With regex you could use a lookbehind and lookahead for finding duplicates:
$pattern = '/(?<=class=")(?:([-\w]+) (?=\1[ "]))+/i';
This would replace multiple instances of capture group 1 ([-\w]+)
in a sequence.
$str = '<li class="active active">';
echo preg_replace($pattern, "", $str);
output:
<li class="active">
Test at regex101
EDIT 08.04.2014
To remove duplicates, that are not directly after the lookbehind (?<=class=")
...
The problem is, that a lookbehind assertion can only be of fixed length. so something like (?<=class="[^"]*?)
is not possible. As an alternative \K could be used, which resets the beginning of the match. A pattern could be:
$pattern = '/class="[^"]*?\K(?<=[ "])(?:([-\w]+) (?=\1[ "]))+/i';
You could imagine everything before \K
as a virtual lookbehind of variable length.

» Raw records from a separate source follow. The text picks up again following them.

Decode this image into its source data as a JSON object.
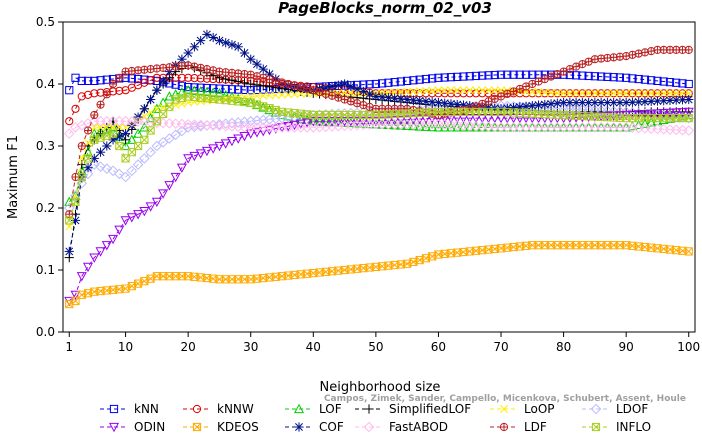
{
  "chart_data": {
    "type": "line",
    "title": "PageBlocks_norm_02_v03",
    "xlabel": "Neighborhood size",
    "ylabel": "Maximum F1",
    "xlim": [
      0,
      101
    ],
    "ylim": [
      0,
      0.5
    ],
    "x_ticks": [
      1,
      10,
      20,
      30,
      40,
      50,
      60,
      70,
      80,
      90,
      100
    ],
    "y_ticks": [
      "0.0",
      "0.1",
      "0.2",
      "0.3",
      "0.4",
      "0.5"
    ],
    "grid": false,
    "legend_position": "bottom",
    "watermark": "Campos, Zimek, Sander, Campello, Micenkova, Schubert, Assent, Houle",
    "series": [
      {
        "name": "kNN",
        "color": "#0000ee",
        "marker": "square",
        "dash": "dash",
        "points": [
          [
            1,
            0.39
          ],
          [
            2,
            0.41
          ],
          [
            3,
            0.405
          ],
          [
            5,
            0.405
          ],
          [
            10,
            0.41
          ],
          [
            15,
            0.405
          ],
          [
            20,
            0.395
          ],
          [
            30,
            0.39
          ],
          [
            40,
            0.395
          ],
          [
            50,
            0.4
          ],
          [
            60,
            0.41
          ],
          [
            70,
            0.415
          ],
          [
            80,
            0.415
          ],
          [
            90,
            0.41
          ],
          [
            100,
            0.4
          ]
        ]
      },
      {
        "name": "kNNW",
        "color": "#dd0000",
        "marker": "circle",
        "dash": "dash",
        "points": [
          [
            1,
            0.34
          ],
          [
            2,
            0.36
          ],
          [
            3,
            0.38
          ],
          [
            5,
            0.385
          ],
          [
            10,
            0.39
          ],
          [
            15,
            0.41
          ],
          [
            20,
            0.41
          ],
          [
            30,
            0.405
          ],
          [
            40,
            0.395
          ],
          [
            50,
            0.385
          ],
          [
            60,
            0.385
          ],
          [
            70,
            0.385
          ],
          [
            80,
            0.385
          ],
          [
            90,
            0.385
          ],
          [
            100,
            0.385
          ]
        ]
      },
      {
        "name": "LOF",
        "color": "#00cc00",
        "marker": "triangle-up",
        "dash": "dash",
        "points": [
          [
            1,
            0.21
          ],
          [
            2,
            0.22
          ],
          [
            3,
            0.26
          ],
          [
            5,
            0.32
          ],
          [
            8,
            0.33
          ],
          [
            10,
            0.3
          ],
          [
            13,
            0.33
          ],
          [
            15,
            0.36
          ],
          [
            17,
            0.38
          ],
          [
            20,
            0.39
          ],
          [
            25,
            0.385
          ],
          [
            30,
            0.37
          ],
          [
            35,
            0.35
          ],
          [
            40,
            0.34
          ],
          [
            50,
            0.335
          ],
          [
            60,
            0.33
          ],
          [
            70,
            0.33
          ],
          [
            80,
            0.33
          ],
          [
            90,
            0.33
          ],
          [
            100,
            0.35
          ]
        ]
      },
      {
        "name": "SimplifiedLOF",
        "color": "#000000",
        "marker": "plus",
        "dash": "dash",
        "points": [
          [
            1,
            0.12
          ],
          [
            2,
            0.19
          ],
          [
            3,
            0.27
          ],
          [
            4,
            0.3
          ],
          [
            5,
            0.31
          ],
          [
            8,
            0.34
          ],
          [
            10,
            0.31
          ],
          [
            13,
            0.36
          ],
          [
            15,
            0.39
          ],
          [
            18,
            0.42
          ],
          [
            20,
            0.43
          ],
          [
            25,
            0.41
          ],
          [
            30,
            0.4
          ],
          [
            40,
            0.385
          ],
          [
            50,
            0.375
          ],
          [
            60,
            0.365
          ],
          [
            70,
            0.36
          ],
          [
            80,
            0.355
          ],
          [
            90,
            0.355
          ],
          [
            100,
            0.355
          ]
        ]
      },
      {
        "name": "LoOP",
        "color": "#ffee00",
        "marker": "x",
        "dash": "dash",
        "points": [
          [
            1,
            0.17
          ],
          [
            2,
            0.22
          ],
          [
            3,
            0.28
          ],
          [
            5,
            0.33
          ],
          [
            10,
            0.33
          ],
          [
            15,
            0.36
          ],
          [
            20,
            0.37
          ],
          [
            30,
            0.38
          ],
          [
            40,
            0.385
          ],
          [
            50,
            0.385
          ],
          [
            60,
            0.39
          ],
          [
            70,
            0.39
          ],
          [
            80,
            0.385
          ],
          [
            90,
            0.385
          ],
          [
            100,
            0.385
          ]
        ]
      },
      {
        "name": "LDOF",
        "color": "#bbbbff",
        "marker": "diamond",
        "dash": "dash",
        "points": [
          [
            1,
            0.2
          ],
          [
            2,
            0.22
          ],
          [
            3,
            0.24
          ],
          [
            5,
            0.27
          ],
          [
            8,
            0.26
          ],
          [
            10,
            0.25
          ],
          [
            15,
            0.3
          ],
          [
            20,
            0.33
          ],
          [
            30,
            0.34
          ],
          [
            40,
            0.35
          ],
          [
            50,
            0.355
          ],
          [
            60,
            0.36
          ],
          [
            70,
            0.365
          ],
          [
            80,
            0.36
          ],
          [
            90,
            0.355
          ],
          [
            100,
            0.345
          ]
        ]
      },
      {
        "name": "ODIN",
        "color": "#9900ee",
        "marker": "triangle-down",
        "dash": "dash",
        "points": [
          [
            1,
            0.05
          ],
          [
            2,
            0.06
          ],
          [
            3,
            0.09
          ],
          [
            5,
            0.12
          ],
          [
            8,
            0.15
          ],
          [
            10,
            0.18
          ],
          [
            13,
            0.195
          ],
          [
            15,
            0.21
          ],
          [
            18,
            0.25
          ],
          [
            20,
            0.28
          ],
          [
            25,
            0.3
          ],
          [
            30,
            0.32
          ],
          [
            35,
            0.33
          ],
          [
            40,
            0.34
          ],
          [
            50,
            0.34
          ],
          [
            60,
            0.345
          ],
          [
            70,
            0.345
          ],
          [
            80,
            0.345
          ],
          [
            90,
            0.35
          ],
          [
            100,
            0.355
          ]
        ]
      },
      {
        "name": "KDEOS",
        "color": "#ffaa00",
        "marker": "square-x",
        "dash": "dash",
        "points": [
          [
            1,
            0.045
          ],
          [
            2,
            0.05
          ],
          [
            3,
            0.06
          ],
          [
            5,
            0.065
          ],
          [
            10,
            0.07
          ],
          [
            15,
            0.09
          ],
          [
            20,
            0.09
          ],
          [
            25,
            0.085
          ],
          [
            30,
            0.085
          ],
          [
            35,
            0.09
          ],
          [
            40,
            0.095
          ],
          [
            45,
            0.1
          ],
          [
            50,
            0.105
          ],
          [
            55,
            0.11
          ],
          [
            60,
            0.125
          ],
          [
            65,
            0.13
          ],
          [
            70,
            0.135
          ],
          [
            75,
            0.14
          ],
          [
            80,
            0.14
          ],
          [
            85,
            0.14
          ],
          [
            90,
            0.14
          ],
          [
            95,
            0.135
          ],
          [
            100,
            0.13
          ]
        ]
      },
      {
        "name": "COF",
        "color": "#001188",
        "marker": "asterisk",
        "dash": "dash",
        "points": [
          [
            1,
            0.13
          ],
          [
            2,
            0.18
          ],
          [
            3,
            0.25
          ],
          [
            5,
            0.28
          ],
          [
            8,
            0.31
          ],
          [
            10,
            0.32
          ],
          [
            13,
            0.36
          ],
          [
            15,
            0.39
          ],
          [
            17,
            0.42
          ],
          [
            20,
            0.45
          ],
          [
            23,
            0.48
          ],
          [
            25,
            0.47
          ],
          [
            28,
            0.46
          ],
          [
            30,
            0.44
          ],
          [
            35,
            0.4
          ],
          [
            40,
            0.39
          ],
          [
            45,
            0.4
          ],
          [
            50,
            0.38
          ],
          [
            60,
            0.37
          ],
          [
            70,
            0.36
          ],
          [
            80,
            0.37
          ],
          [
            90,
            0.37
          ],
          [
            100,
            0.375
          ]
        ]
      },
      {
        "name": "FastABOD",
        "color": "#ffbbee",
        "marker": "diamond",
        "dash": "dash",
        "points": [
          [
            1,
            0.32
          ],
          [
            2,
            0.33
          ],
          [
            5,
            0.34
          ],
          [
            10,
            0.34
          ],
          [
            20,
            0.335
          ],
          [
            30,
            0.33
          ],
          [
            40,
            0.33
          ],
          [
            50,
            0.335
          ],
          [
            60,
            0.335
          ],
          [
            70,
            0.33
          ],
          [
            80,
            0.33
          ],
          [
            90,
            0.33
          ],
          [
            100,
            0.325
          ]
        ]
      },
      {
        "name": "LDF",
        "color": "#bb2222",
        "marker": "circle-plus",
        "dash": "dash",
        "points": [
          [
            1,
            0.19
          ],
          [
            2,
            0.25
          ],
          [
            3,
            0.3
          ],
          [
            5,
            0.35
          ],
          [
            8,
            0.4
          ],
          [
            10,
            0.42
          ],
          [
            15,
            0.425
          ],
          [
            20,
            0.43
          ],
          [
            25,
            0.42
          ],
          [
            30,
            0.415
          ],
          [
            40,
            0.39
          ],
          [
            50,
            0.36
          ],
          [
            55,
            0.36
          ],
          [
            60,
            0.35
          ],
          [
            65,
            0.36
          ],
          [
            70,
            0.38
          ],
          [
            75,
            0.4
          ],
          [
            80,
            0.42
          ],
          [
            85,
            0.44
          ],
          [
            90,
            0.445
          ],
          [
            95,
            0.455
          ],
          [
            100,
            0.455
          ]
        ]
      },
      {
        "name": "INFLO",
        "color": "#aacc22",
        "marker": "square-x",
        "dash": "dash",
        "points": [
          [
            1,
            0.18
          ],
          [
            2,
            0.21
          ],
          [
            3,
            0.25
          ],
          [
            5,
            0.31
          ],
          [
            8,
            0.32
          ],
          [
            10,
            0.28
          ],
          [
            13,
            0.31
          ],
          [
            15,
            0.34
          ],
          [
            18,
            0.375
          ],
          [
            20,
            0.38
          ],
          [
            25,
            0.375
          ],
          [
            30,
            0.37
          ],
          [
            35,
            0.355
          ],
          [
            40,
            0.35
          ],
          [
            50,
            0.35
          ],
          [
            60,
            0.355
          ],
          [
            70,
            0.355
          ],
          [
            80,
            0.35
          ],
          [
            90,
            0.345
          ],
          [
            100,
            0.345
          ]
        ]
      }
    ]
  }
}
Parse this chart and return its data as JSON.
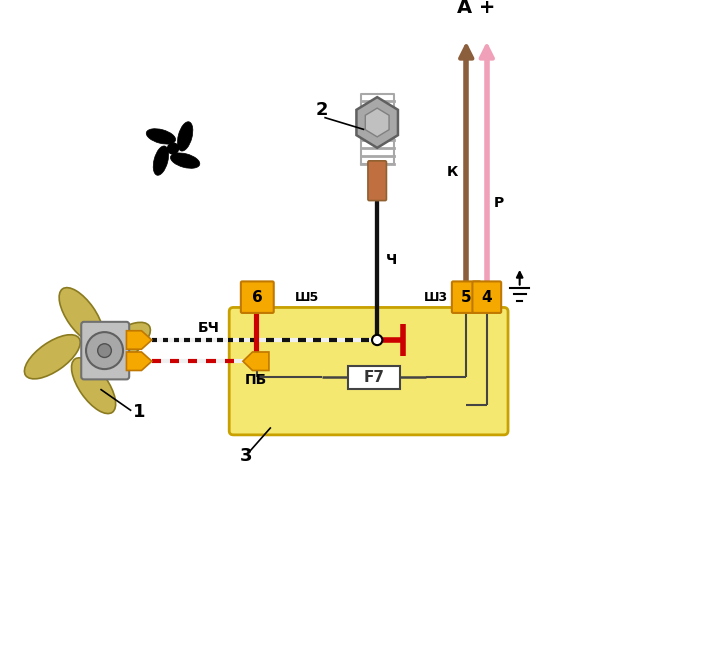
{
  "bg": "#ffffff",
  "blade_fill": "#c8b450",
  "blade_edge": "#8a7a20",
  "hub_fill": "#b8b8b8",
  "hub_edge": "#606060",
  "conn_fill": "#f5a800",
  "conn_edge": "#c07800",
  "relay_fill": "#f5e870",
  "relay_edge": "#c8a000",
  "wire_black": "#111111",
  "wire_white": "#f0f0f0",
  "wire_red": "#cc0000",
  "wire_brown": "#8B5E3C",
  "wire_pink": "#f0a0b8",
  "sensor_bolt": "#a8a8a8",
  "sensor_tip": "#c07040",
  "fuse_color": "#444444",
  "text_color": "#111111",
  "pin_fill": "#f5a800",
  "pin_edge": "#c07800",
  "label_BCh": "БЧ",
  "label_PB": "ПБ",
  "label_Ch": "Ч",
  "label_K": "К",
  "label_P": "Р",
  "label_A": "А +",
  "label_Sh5": "Ш5",
  "label_Sh3": "Ш3",
  "label_F7": "F7",
  "figw": 7.16,
  "figh": 6.5,
  "dpi": 100
}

This regex, as the first one, would only replace multiple instances of one duplicate in a sequence.
EDIT 11.09.2014
Finally I think a single regex, that would strip out all of different duplicates is getting rather complex:
/(?>(?<=class=")|(?!^)\G)(?>\b([-\w]++)\b(?=[^"]*?\s\1[\s"])\s+|[-\w]+\s+\K)/
This one uses continuous matching, as soon class="
is found.
Test at regex101; Also see SO Regex FAQ
A more simple way using regex would be a preg_replace_callback():
$html = '<li class="a1 a1 li li-home active li li active a1">';
$html = preg_replace_callback('/\sclass="\K[^"]+/', function ($m) {
return trim(implode(" ",array_unique(preg_split('~\s+~', $m[0]))));
}, $html);
Note that older PHP-versions don't support anonymous functions (if so, change to a normal function).